In 2004, Showket Ahmad Qasb, then 18, was hired by Rashid to drive his truck on monthly wages. Within three years Rashid, a carpenter was so impressed with Showket’s behaviour that he proposed to marry his daughter, Rozy with him. She was in the second year of her graduation at government degree college, Tral. Showket belonged to a well to do family in Awantipora which accepted Rashid’s proposal.

Soon celebrations started at Rashid’s house. It was a moment of jubilation for a proud father who was marrying two of his daughters – Rozy’s elder sister was married on the same date to a Srinagar resident.

Soon, Showket started living with the Najars’ as Ghar Damaad, a son-in-law who makes his bride’s home as his home. Within days, Showket took all responsibilities of managing the house and looked after the needs of all family members: his wife, father and mother in laws and two unmarried sisters in law. Rozy continued her studies after marriage and completed her BA.

All was going smoothly. Then the script had a change. Showket left the family and went missing in July 2014. Two months later, he was killed in October in an encounter at Charsoo village. When Showket came home, as a “martyr”, people drove in droves for the massive funeral.

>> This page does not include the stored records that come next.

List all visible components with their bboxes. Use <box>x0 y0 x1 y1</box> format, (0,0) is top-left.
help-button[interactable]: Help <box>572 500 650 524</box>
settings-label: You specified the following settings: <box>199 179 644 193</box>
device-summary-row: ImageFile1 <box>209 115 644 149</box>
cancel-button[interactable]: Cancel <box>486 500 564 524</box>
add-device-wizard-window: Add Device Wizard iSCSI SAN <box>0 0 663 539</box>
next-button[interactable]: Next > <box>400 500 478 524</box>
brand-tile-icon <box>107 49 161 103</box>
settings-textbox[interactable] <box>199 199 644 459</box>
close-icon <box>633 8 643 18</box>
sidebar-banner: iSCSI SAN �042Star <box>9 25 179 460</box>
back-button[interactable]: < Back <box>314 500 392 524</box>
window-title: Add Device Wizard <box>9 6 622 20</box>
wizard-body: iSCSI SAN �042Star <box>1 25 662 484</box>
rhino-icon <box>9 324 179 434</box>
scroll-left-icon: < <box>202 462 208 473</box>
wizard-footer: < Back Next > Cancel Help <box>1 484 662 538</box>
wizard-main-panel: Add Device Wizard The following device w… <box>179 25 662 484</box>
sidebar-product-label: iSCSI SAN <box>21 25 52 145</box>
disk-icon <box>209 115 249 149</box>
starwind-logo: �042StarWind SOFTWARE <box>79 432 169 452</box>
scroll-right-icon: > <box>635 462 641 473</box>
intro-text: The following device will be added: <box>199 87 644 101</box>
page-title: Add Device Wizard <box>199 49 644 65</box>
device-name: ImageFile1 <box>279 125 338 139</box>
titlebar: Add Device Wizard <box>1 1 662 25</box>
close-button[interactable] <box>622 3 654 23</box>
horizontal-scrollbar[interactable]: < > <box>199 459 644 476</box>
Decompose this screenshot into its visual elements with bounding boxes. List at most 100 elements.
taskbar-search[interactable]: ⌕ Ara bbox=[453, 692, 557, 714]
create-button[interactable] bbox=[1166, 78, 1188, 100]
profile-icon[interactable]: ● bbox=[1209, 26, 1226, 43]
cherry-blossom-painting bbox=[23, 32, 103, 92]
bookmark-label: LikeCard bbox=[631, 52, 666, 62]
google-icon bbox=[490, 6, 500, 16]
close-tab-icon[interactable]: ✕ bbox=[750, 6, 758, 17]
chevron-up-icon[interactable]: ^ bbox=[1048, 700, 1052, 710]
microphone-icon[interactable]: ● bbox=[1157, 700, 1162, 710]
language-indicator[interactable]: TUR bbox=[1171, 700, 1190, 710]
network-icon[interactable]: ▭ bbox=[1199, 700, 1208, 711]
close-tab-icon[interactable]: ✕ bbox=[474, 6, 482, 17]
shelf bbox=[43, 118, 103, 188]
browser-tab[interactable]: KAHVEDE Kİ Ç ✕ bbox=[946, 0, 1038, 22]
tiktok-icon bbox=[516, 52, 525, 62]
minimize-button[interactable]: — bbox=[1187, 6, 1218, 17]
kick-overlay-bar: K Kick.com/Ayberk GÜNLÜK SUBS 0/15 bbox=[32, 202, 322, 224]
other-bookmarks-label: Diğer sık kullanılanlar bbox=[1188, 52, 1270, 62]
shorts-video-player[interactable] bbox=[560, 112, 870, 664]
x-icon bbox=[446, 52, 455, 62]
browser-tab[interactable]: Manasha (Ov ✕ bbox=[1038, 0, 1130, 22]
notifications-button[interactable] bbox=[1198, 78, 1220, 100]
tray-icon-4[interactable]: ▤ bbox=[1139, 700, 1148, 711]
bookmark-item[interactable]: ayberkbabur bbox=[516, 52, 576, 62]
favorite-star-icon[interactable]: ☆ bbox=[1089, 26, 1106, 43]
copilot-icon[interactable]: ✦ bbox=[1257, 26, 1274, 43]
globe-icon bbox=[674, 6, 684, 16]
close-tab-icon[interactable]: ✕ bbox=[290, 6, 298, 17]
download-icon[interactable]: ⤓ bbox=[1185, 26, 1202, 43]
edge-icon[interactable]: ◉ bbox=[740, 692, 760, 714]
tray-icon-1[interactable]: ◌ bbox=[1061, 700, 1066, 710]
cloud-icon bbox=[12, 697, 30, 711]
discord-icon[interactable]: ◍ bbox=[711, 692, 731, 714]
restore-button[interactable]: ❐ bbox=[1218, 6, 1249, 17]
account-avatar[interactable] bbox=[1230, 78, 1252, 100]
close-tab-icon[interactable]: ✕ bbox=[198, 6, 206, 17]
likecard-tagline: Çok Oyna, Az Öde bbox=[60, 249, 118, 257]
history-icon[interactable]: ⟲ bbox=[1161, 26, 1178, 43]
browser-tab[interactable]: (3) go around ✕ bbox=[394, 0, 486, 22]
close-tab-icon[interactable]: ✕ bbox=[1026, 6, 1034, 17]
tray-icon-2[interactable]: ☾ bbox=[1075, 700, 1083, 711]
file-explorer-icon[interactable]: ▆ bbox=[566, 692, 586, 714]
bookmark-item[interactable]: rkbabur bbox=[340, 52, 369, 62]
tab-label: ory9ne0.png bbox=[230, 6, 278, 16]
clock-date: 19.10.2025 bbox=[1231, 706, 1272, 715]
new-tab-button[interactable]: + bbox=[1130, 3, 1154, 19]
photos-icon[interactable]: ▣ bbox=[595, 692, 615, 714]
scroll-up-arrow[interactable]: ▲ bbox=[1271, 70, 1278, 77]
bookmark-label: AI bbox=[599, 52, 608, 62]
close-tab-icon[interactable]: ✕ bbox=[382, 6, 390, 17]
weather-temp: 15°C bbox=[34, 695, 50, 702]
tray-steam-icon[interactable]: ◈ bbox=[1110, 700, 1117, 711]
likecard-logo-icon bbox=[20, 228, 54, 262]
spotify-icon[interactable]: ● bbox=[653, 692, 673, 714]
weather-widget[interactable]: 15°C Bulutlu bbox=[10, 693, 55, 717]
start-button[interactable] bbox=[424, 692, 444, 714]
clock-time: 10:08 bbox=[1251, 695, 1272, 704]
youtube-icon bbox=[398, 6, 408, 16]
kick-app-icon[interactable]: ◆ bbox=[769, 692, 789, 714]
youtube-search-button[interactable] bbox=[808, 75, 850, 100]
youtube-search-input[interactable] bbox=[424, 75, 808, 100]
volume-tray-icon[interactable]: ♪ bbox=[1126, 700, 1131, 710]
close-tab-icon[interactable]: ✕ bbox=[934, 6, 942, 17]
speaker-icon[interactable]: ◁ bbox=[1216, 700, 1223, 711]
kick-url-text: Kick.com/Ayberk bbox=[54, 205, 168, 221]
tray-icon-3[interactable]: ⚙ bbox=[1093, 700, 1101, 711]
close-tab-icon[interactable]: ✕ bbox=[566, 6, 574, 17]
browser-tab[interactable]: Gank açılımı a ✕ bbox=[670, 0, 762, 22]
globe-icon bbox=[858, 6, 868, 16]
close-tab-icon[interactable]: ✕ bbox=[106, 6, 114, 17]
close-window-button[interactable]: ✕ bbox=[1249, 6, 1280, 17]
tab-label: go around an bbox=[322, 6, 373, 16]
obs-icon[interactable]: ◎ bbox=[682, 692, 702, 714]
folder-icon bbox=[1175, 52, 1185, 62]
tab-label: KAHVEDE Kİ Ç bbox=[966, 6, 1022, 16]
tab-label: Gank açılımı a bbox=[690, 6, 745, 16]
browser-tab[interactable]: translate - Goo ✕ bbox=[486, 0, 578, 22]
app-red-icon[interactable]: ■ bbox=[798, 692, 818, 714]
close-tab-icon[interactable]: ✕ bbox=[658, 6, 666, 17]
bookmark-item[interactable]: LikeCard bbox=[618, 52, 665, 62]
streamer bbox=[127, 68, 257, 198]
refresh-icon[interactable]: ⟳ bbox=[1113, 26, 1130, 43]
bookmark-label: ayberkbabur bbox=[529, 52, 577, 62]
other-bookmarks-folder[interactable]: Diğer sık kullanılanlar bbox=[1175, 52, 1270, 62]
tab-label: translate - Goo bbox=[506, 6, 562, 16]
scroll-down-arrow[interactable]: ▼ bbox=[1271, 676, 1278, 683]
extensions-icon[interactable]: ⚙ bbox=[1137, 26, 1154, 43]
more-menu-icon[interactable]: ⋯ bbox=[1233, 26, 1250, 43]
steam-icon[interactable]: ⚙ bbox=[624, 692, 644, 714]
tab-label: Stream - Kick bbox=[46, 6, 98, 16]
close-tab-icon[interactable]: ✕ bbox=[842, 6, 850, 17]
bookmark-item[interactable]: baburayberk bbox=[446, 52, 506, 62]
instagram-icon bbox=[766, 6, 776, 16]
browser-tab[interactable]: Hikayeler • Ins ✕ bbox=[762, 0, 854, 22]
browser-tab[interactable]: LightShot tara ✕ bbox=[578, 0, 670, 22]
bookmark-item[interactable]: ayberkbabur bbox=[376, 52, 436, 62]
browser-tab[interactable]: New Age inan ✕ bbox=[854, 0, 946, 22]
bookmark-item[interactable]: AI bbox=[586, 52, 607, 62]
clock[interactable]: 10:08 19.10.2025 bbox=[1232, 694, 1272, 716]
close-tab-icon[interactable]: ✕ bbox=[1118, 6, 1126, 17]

Thousands “celebrated” Showket’s “martyrdom” but Najars’ are still mourning. They are in search of a new groom. “I want her to remarry Rozy because she is young,” Rashid said.

Initially, Muntaha would get gifts from her uncle who would visit her too. One day, he had an argument with her when she asked: “Will Muntaha inherit the share of her father?” Gifts and visits stopped.